Alcide Musnier, médecin d’origine lorraine, exerçait à Gênes. Il ne nous reste qu’une lettre de son abondante correspondance avec Guy Patin, datée du 9 février 1656.

9.

Journal de la Fronde (volume i, fo 165 ro) :

« Mme et Mlle de Longueville partirent d’ici avec le petit comte de Dunois après minuit {a} à cheval et trouvèrent MM. de Matignon et de Beuvron, de Fort, Chambon et autres qui les attendaient avec 30 ou 40 chevaux hors la ville pour les escorter. Depuis l’on a eu avis qu’elles se sont jetées dans le Vieux Palais de Rouen avec le marquis de Beuvron qui en est gouverneur ; et d’autres assurent qu’elles sont à Dieppe. »

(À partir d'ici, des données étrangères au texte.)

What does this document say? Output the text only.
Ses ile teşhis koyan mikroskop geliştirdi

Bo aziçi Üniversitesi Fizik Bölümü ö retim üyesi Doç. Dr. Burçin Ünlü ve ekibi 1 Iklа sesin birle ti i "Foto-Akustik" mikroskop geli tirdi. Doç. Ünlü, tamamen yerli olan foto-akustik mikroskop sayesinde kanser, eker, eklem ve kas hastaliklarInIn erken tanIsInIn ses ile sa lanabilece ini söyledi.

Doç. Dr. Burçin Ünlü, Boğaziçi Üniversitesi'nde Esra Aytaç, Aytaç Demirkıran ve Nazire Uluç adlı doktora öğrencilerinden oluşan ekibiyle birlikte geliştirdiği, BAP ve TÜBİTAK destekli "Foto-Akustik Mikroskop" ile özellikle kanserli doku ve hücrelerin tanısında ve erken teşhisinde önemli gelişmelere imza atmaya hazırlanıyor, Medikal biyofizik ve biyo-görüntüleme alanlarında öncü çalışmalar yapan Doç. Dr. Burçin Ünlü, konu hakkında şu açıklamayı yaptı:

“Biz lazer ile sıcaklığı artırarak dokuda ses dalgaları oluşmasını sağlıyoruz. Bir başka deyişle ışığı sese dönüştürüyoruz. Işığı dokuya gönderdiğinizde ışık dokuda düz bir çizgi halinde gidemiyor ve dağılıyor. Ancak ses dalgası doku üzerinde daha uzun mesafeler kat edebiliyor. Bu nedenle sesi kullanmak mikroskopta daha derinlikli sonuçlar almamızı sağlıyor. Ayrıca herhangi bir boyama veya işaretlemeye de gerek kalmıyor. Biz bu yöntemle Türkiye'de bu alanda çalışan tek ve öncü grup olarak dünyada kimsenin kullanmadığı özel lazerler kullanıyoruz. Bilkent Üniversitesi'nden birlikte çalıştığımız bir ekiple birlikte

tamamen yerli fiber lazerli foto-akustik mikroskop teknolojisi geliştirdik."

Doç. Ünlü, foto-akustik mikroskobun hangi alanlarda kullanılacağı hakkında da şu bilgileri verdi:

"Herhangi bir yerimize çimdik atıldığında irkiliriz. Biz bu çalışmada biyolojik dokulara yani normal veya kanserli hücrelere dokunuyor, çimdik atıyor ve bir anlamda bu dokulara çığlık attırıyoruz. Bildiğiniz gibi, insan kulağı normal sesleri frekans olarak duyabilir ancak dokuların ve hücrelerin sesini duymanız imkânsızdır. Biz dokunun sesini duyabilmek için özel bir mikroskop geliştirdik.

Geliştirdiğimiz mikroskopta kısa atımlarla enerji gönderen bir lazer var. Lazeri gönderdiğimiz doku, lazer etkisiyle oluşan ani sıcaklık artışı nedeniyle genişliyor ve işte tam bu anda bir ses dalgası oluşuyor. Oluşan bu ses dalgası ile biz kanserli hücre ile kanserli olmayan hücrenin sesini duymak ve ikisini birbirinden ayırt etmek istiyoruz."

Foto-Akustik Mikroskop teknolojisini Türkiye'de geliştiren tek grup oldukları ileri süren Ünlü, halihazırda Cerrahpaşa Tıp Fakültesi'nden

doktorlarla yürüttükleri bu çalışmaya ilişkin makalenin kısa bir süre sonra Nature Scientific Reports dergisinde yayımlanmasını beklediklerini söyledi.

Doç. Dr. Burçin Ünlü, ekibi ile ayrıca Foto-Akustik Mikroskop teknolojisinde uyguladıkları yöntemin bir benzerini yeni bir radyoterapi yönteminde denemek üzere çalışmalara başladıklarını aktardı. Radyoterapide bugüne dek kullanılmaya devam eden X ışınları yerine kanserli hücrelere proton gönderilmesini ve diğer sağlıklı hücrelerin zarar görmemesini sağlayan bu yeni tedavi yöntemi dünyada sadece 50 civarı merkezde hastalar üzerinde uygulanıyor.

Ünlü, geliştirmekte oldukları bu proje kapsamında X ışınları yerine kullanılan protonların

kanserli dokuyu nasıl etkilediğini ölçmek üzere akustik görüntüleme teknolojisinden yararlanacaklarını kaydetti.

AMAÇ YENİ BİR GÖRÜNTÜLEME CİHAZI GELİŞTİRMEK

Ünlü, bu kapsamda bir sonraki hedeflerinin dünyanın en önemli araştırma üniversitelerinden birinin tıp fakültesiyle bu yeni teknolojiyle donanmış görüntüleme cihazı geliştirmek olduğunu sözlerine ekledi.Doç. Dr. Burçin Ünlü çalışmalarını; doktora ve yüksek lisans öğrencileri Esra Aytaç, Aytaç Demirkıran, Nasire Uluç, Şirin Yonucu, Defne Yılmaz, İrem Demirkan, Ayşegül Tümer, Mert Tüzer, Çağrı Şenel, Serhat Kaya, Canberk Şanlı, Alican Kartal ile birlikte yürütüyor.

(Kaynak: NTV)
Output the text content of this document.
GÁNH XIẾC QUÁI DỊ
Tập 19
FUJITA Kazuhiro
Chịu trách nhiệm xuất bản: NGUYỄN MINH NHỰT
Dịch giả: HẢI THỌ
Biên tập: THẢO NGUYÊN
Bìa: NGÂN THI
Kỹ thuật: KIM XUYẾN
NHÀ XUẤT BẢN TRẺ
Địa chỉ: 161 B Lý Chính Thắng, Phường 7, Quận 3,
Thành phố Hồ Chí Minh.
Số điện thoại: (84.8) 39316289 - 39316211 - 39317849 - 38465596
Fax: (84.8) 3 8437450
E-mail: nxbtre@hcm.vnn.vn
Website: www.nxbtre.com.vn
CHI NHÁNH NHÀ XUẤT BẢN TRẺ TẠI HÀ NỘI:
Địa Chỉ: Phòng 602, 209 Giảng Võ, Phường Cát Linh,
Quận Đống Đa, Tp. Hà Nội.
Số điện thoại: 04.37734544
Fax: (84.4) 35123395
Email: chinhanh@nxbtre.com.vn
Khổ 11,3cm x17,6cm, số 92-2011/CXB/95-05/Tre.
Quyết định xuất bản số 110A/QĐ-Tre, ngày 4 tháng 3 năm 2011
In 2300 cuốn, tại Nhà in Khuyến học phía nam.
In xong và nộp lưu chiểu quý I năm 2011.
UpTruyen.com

  1. Nuit du 18 au 19 janvier 1650.

Dieppe (Seine-Maritime), dans le Pays de Caux, à l’embouchure de l’Arques dans la Manche, était le grand port de mer (pêche et commerce) le plus proche de Paris (170 kilomètres). L’archevêque de Rouen en était seigneur temporel et spirituel.

10.

L’accommodement entre la reine et le duc de Richelieu, après son mariage du 26 décembre (v. note [12], lettre 214), avait eu lieu dès les derniers jours de 1649 (Mme de Motteville, Mémoires, page 321) :

« Deux jours après, {a} les nouvelles arrivèrent que le duc de Richelieu avait été reçu au Havre, que Bar {b} l’avait vu et lui avait persuadé qu’il fallait pour son propre intérêt qu’il gardât cette place au roi et qu’il se détachât de M. le Prince. Ce jeune duc envoya à la reine un gentilhomme et lui écrivit pour lui faire des excuses de son action. La reine lui répondit qu’il était vrai qu’elle l’avait blâmé et dit à ce gentilhomme que son maître portait un nom {c} qui devait toute sa grandeur au feu roi {d} son seigneur et que par conséquent, il avait eu grand tort de manquer au respect qu’il lui devait ; mais que si à l’avenir il réparait sa faute par une grande fidélité, il n’était pas impossible d’en obtenir le pardon. »


  1. Noël.

  2. Capitaine aux gardes.

  3. Condé.

  4. Louis xiii.

11.

Robert Le Blanc de La Croisette commandait le château de Caen « avec cinquante mille livres de rente que le duc de Longueville, son maître, lui avait données » (Mme de Motteville, Mémoires, page 336) ; il se rallia au parti du roi en février suivant.

12.

Philippe de Montigny (mort en 1689), gouverneur pour le roi des ville, château et citadelle de Dieppe, offrit les clefs et entrées du château au roi vers le 10 février suivant, après que Mme de Longueville eut quitté la ville pour tenter de fuir en Hollande (Dubuisson-Aubenay, Journal des guerres civiles, tome i, pages 221‑222).

13.

Une fois le traité de Rueil signé, Turenne était revenu en France, partageant son temps entre Compiègne et Paris, à la cour et à la ville. Très proche de Condé, il avait résisté aux efforts de Mazarin pour le rallier à la cause royale. L’arrestation de Condé avait de nouveau mis Turenne en opposition avec la cour. Il avait quitté Paris dans la nuit du 18 au 19 janvier pour Stenay (v. note [18], lettre 39) dont le gouverneur, le marquis de La Moussaye, était de ses parents, lui aussi lié à Condé. Aidé par l’archiduc Léopold, gouverneur des Pays-Bas espagnols, Turenne œuvrait alors à lever des troupes pour forcer à la libération des princes.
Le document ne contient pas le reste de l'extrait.